Our current flow is this. NiFi -> Kafka -> Storm -> HBase.
This is working as expected, but as we receive more requirements, we have a need to be more flexible. Our HBase store is now going to be used to store a lot more information from different aspects of our company, requiring more HBase tables as we receive new requirements. I was looking into ways of designing a solution where we can create a generic Storm topology, which would take in the table name and other data from Kafka at run time, allowing us to dynamically pass in any data/table/column family. Our Storm topology main responsibility would then be to simply parse the input, and write to the table name it received as part of the Tuple message. However, I believe this is not advised as the HBase Bolt requires you to the pass in the table name in the prepare() method, which would not allow for this flexible solution I am after. Anyone have any other tools/ideas for this? Currently we would have to have a HBase topology, and any time we added a new table to HBase, update that topology with a new HBase Bolt. This is not the end of the world, and probably what we will go with if we don't find another way of doing it, but just seeing what else is out there.

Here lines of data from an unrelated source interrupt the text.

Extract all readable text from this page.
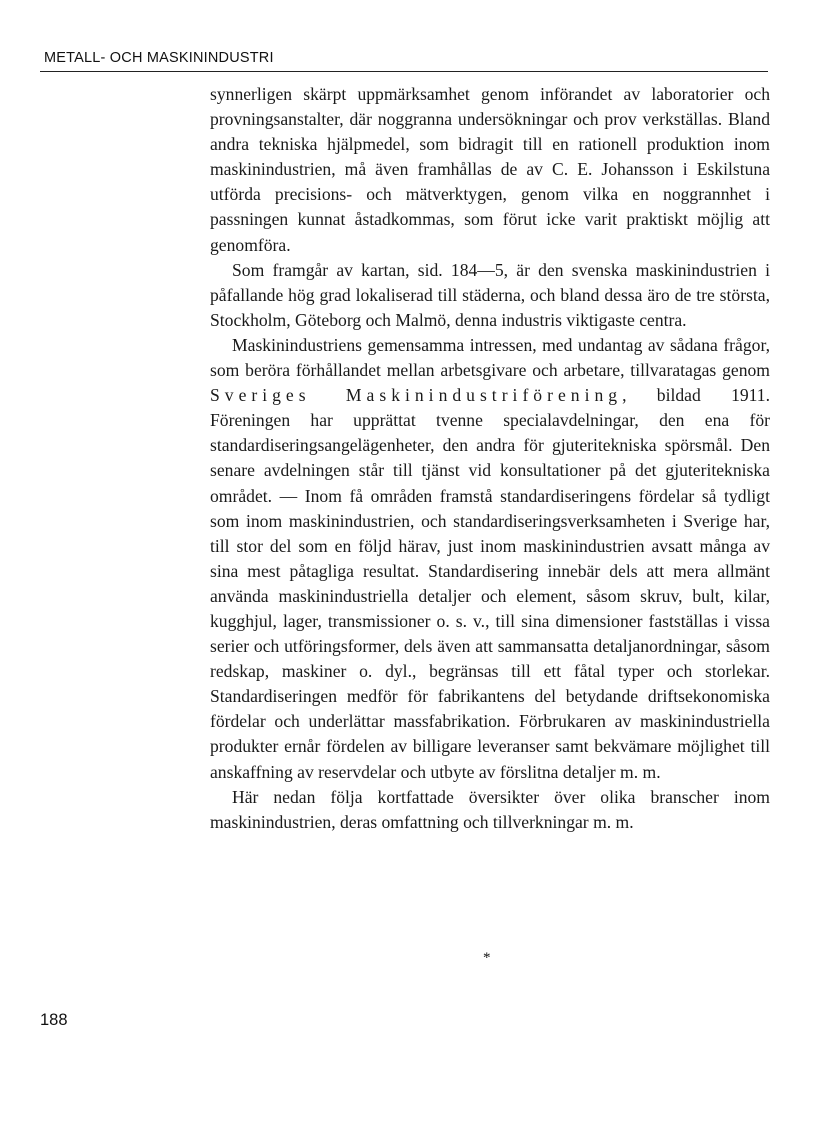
METALL- OCH MASKININDUSTRI

synnerligen skärpt uppmärksamhet genom införandet av laboratorier och provningsanstalter, där noggranna undersökningar och prov verkställas. Bland andra tekniska hjälpmedel, som bidragit till en rationell produktion inom maskinindustrien, må även framhållas de av C. E. Johansson i Eskilstuna utförda precisions- och mätverktygen, genom vilka en noggrannhet i passningen kunnat åstadkommas, som förut icke varit praktiskt möjlig att genomföra.

Som framgår av kartan, sid. 184—5, är den svenska maskinindustrien i påfallande hög grad lokaliserad till städerna, och bland dessa äro de tre största, Stockholm, Göteborg och Malmö, denna industris viktigaste centra.

Maskinindustriens gemensamma intressen, med undantag av sådana frågor, som beröra förhållandet mellan arbetsgivare och arbetare, tillvaratagas genom Sveriges Maskinindustriförening, bildad 1911. Föreningen har upprättat tvenne specialavdelningar, den ena för standardiseringsangelägenheter, den andra för gjuteritekniska spörsmål. Den senare avdelningen står till tjänst vid konsultationer på det gjuteritekniska området. — Inom få områden framstå standardiseringens fördelar så tydligt som inom maskinindustrien, och standardiseringsverksamheten i Sverige har, till stor del som en följd härav, just inom maskinindustrien avsatt många av sina mest påtagliga resultat. Standardisering innebär dels att mera allmänt använda maskinindustriella detaljer och element, såsom skruv, bult, kilar, kugghjul, lager, transmissioner o. s. v., till sina dimensioner fastställas i vissa serier och utföringsformer, dels även att sammansatta detaljanordningar, såsom redskap, maskiner o. dyl., begränsas till ett fåtal typer och storlekar. Standardiseringen medför för fabrikantens del betydande driftsekonomiska fördelar och underlättar massfabrikation. Förbrukaren av maskinindustriella produkter ernår fördelen av billigare leveranser samt bekvämare möjlighet till anskaffning av reservdelar och utbyte av förslitna detaljer m. m.

Här nedan följa kortfattade översikter över olika branscher inom maskinindustrien, deras omfattning och tillverkningar m. m.

*
188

Some requirements we are hoping to achieve:
1. A single point of entry to write to HBase. Means only one component needs maintenance/updating when versions need to be updated. Also provides other benefits (easier authorization to write data, audits etc.)
2. Separating data into 2 streams:
a. Raw data that needs be simply archived in HBase, no processing required on the data
b. Data that needs to go through some form of processing. We will be using Spark for a lot of this. The processed data would then be stored to HBase by the same archival solution.
I have looked into using NiFi, but I would prefer to use NiFi simply as our data ingestion/routing/model transformation tool, and keep writing data separate to another tool. NiFi could become unmanageable, as we added more and more tables and process groups. Spark might do it but it just seems overkill.
Any other guidance?
Current implementation of HBaseBolt requires table name to handle delegation token, hence we may not want to modify storm-hbase to have flexibility of table.
If you don't use security, it should be straightforward to implement your own based on current HBaseBolt. Both HBaseBolt and AbstractHBaseBolt require table name as well as mapper which doesn't handle table name, so you may want to just copy and modify the code a bit to remove requirement of table name and let mapper also handles table name as well as initializing HBaseClient instance per table name.
If you plan to deal with lots of table, you may also want to ensure that there're only couple of HBaseClient retained at once. Actually this may be the signal you would want to play with HBase API and implement custom Bolt.
I do need security, we have Kerberos implemented for HBase. Are you saying using the HBase Rest API if we need a lot of tables?
I didn't mean you need to use REST API. As well as storm-hbase dealing with kerberos authentication, custom implementation can deal with it. I just meant that it may not a good thing to generalize in storm-hbase, so you may need to implement custom one based on copying the code and modify.